MLL Power Rankings: Rattlers, Cannons Rise

cannons

In 1995, Syracuse won the NCAA men’s lacrosse national championship, gas cost $1.35 per gallon, and Kevin Smith released Mallrats, which, for my money, is far and away his best film.

What does any of this have to do with this week’s MLL “power rankings” (read that like Dr. Evil would say “laser”) you might ask? Well, MLL is an “any given Sunday” or whatever day of the week the game is played on type of league. Any team can beat any other team at any time. Since we’re dealing with a fluid continuum here and not a hierarchical structure let’s deviate a bit from the norm.

If MLL teams were characters from Mallrats, which ones would they be?

New York Lizards = Weapon X Jay

This offense is basically a prolonged berserker attack. When they are able to move the ball they’re pretty much unstoppable. In the grand scheme of things Drew Adams isn’t getting as much love at the O and Beast’s faceoff domination, but he’s a model of consistency on the back end.

Rochester Rattlers = Gwen

Gwen is the chick that is hot and knows it. She doesn’t care that Silent Bob busts in on her in the changing room and says screw it, I’m trying clothes on in the middle of the store. The combination of hotness and devil may care attitude correlate nicely to the Rattlers right now. This team is heating up. If Jordan Wolf can stay out of the crease they might even up their average goals per game by a few. Mark Cockerton’s whirlwind goal in the first against Boston is pretty much this team in a nutshell right now.
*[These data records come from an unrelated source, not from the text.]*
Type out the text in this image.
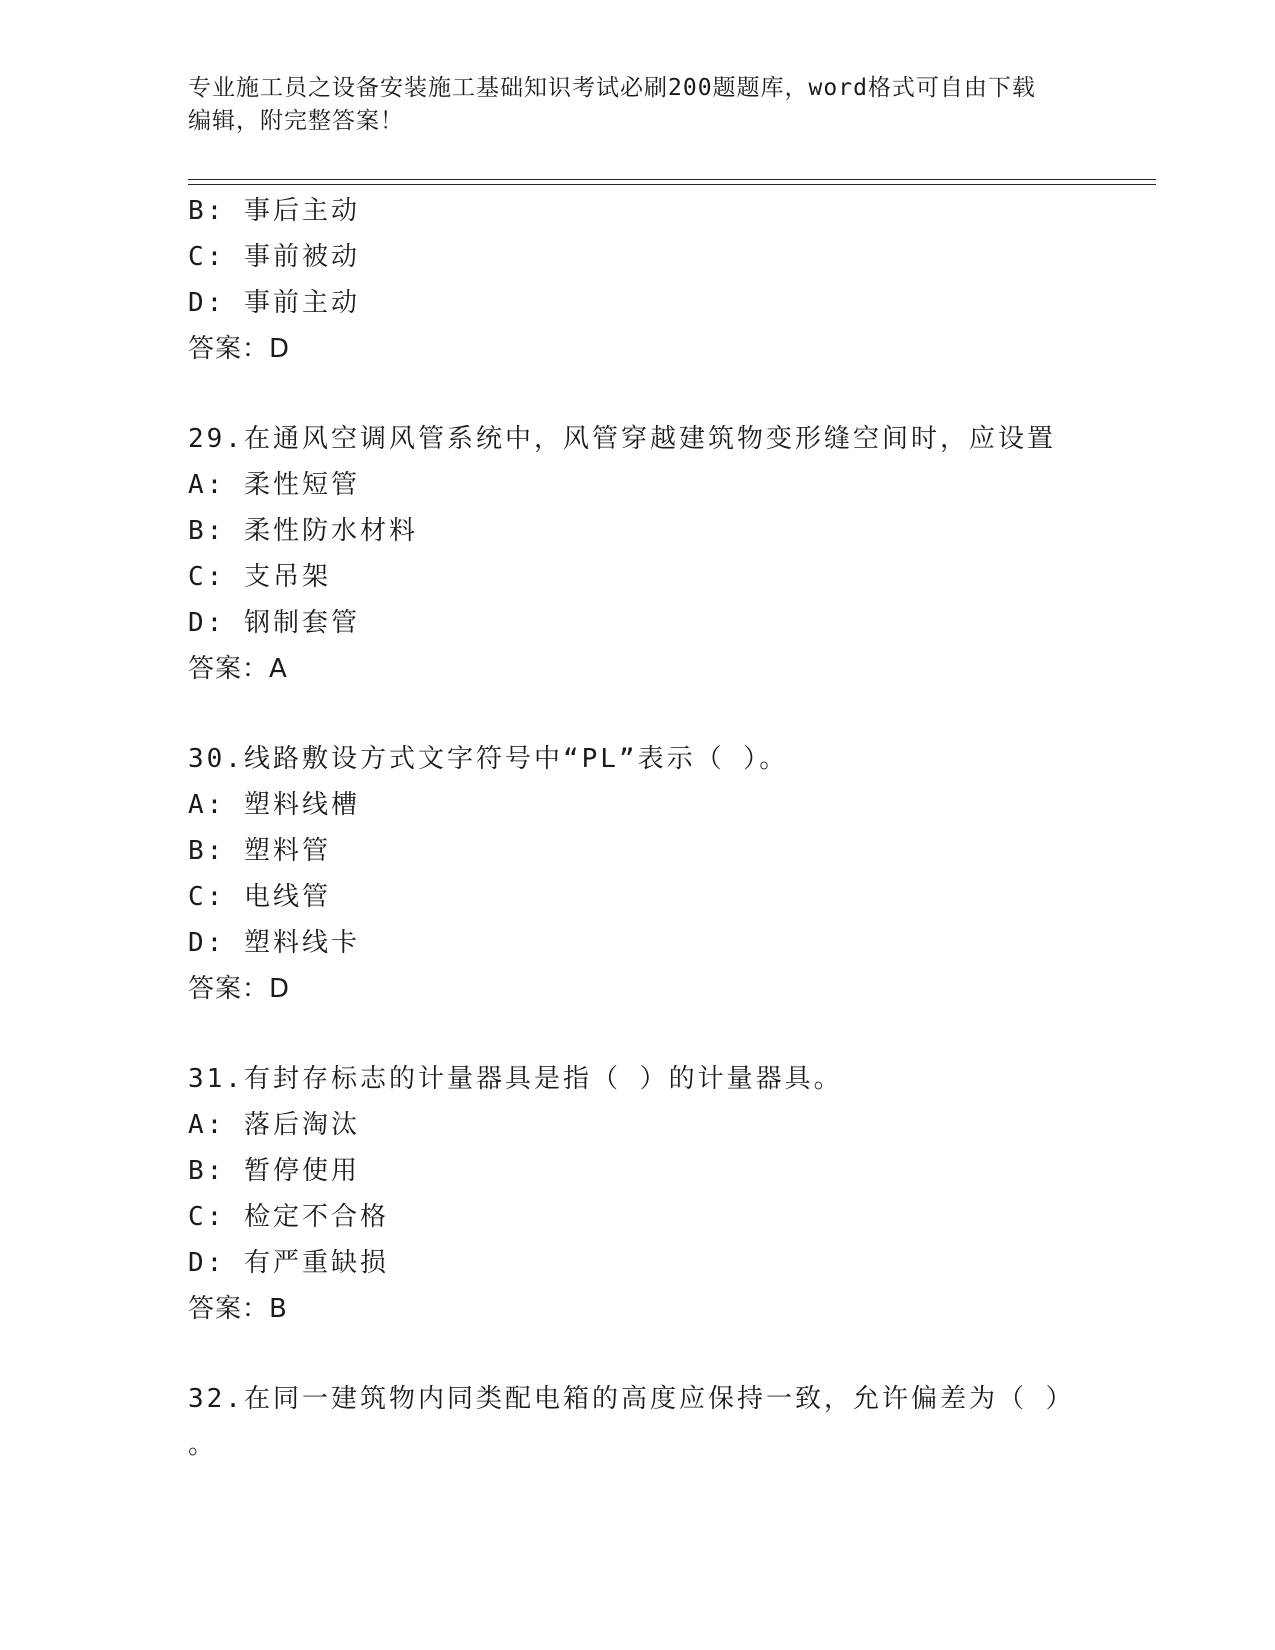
专业施工员之设备安装施工基础知识考试必刷200题题库，word格式可自由下载
编辑，附完整答案！
B: 事后主动
C: 事前被动
D: 事前主动
答案：D
29.在通风空调风管系统中，风管穿越建筑物变形缝空间时，应设置
A: 柔性短管
B: 柔性防水材料
C: 支吊架
D: 钢制套管
答案：A
30.线路敷设方式文字符号中“PL”表示（ ）。
A: 塑料线槽
B: 塑料管
C: 电线管
D: 塑料线卡
答案：D
31.有封存标志的计量器具是指（ ）的计量器具。
A: 落后淘汰
B: 暂停使用
C: 检定不合格
D: 有严重缺损
答案：B
32.在同一建筑物内同类配电箱的高度应保持一致，允许偏差为（ ）
。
Chesapeake Bayhawks = Silent Bob

There doesn’t seem to be any panic in Chesapeake. They know what they do well and don’t feel the need to brag about it. Faceoffs continue to be an issue, but as long as they don’t give up a fast break opportunity the ‘Hawks seem fine with it, at least to a certain degree. Tyler Fiorito kept them in the game against New York last week; he had eleven saves in the first half. Chesapeake doesn’t make a lot of noise, but that’s just because they’re studying the other team’s blueprints to find their Death Star weakness.

Denver Outlaws = Brody

Brody is simultaneously laidback and self-confident. Now that the band is back together in Denver, this is the vibe the Outlaws are giving off. Need proof? Their monster first half against Florida was about as great of a half of lacrosse as I’ve seen this MLL season. Brody knows that Hartford beats Vancouver once, maybe twice in a lifetime, and with two cracks at New York still on the schedule, will a coalescing Denver be the team to serve up New York’s first defeat of the season? Just be careful shaking Brody’s hand after the game.

Boston = Brandi Svenning

Caught between expectations and reality, Brandi tries to please everyone and creates a debacle in the process. Sound familiar? Expectations at the beginning of the season were pretty low for the re-tooled Cannons, but when they punched defending champs Denver in the mouth week 1 those expectations took a major leap. Since then things seem to have corrected toward pre-season levels of concern. The Cannons have managed two late game rallies this season. Last week’s against Rochester included seven goals in the fourth and ended better than their last OT game. Only when things totally fall apart does Boston seem to be able to do what they need to do to get the job done. The lack of consistency means that sometimes when Jaws pops out of the water they say yes, and other times they get eaten.

Florida Launch = Willam

The frustration with this team is almost palpable. They’ve already yelled at a few elementary school kids about the differences between schooners and sailboats, but that doesn’t seem to have helped. They’re so close and focused that the lack of wins is boiling over and they’re about ready to start kicking the Magic Eye picture, if they haven’t already. Luckily, reinforcements are on the way shortly and the chances of the Launch collectively seeing the sailboat are looking very good.

Ohio Machine = Ms. Ivannah

There’s something mysterious and sexy about Ohio, namely that they have the ability to score tons of goals, having proven that last year, but the mystery is where that ability has gone in 2015. The Machine are stuck in the Dirt Mall trying to get a clear vision of what’s to come. Luckily, Ohio is starting to find the right gear instead of grinding it. Expect them to be bashing mall rat punks like La Fours in the near future.

Charlotte Hounds = Gill

Gill was the cocky third contestant on Truth or Date. Gill thought he was smooth, but was quickly pushed aside by T.S. and Brody. Charlotte has so many weapons but the disappearance of Justin Ward has been a death knell for the Hounds. When your offensive catalyst is more Verbal Kint than Keyser Soze, to borrow a reference from yet another movie, it would be foolish to expect things to go well.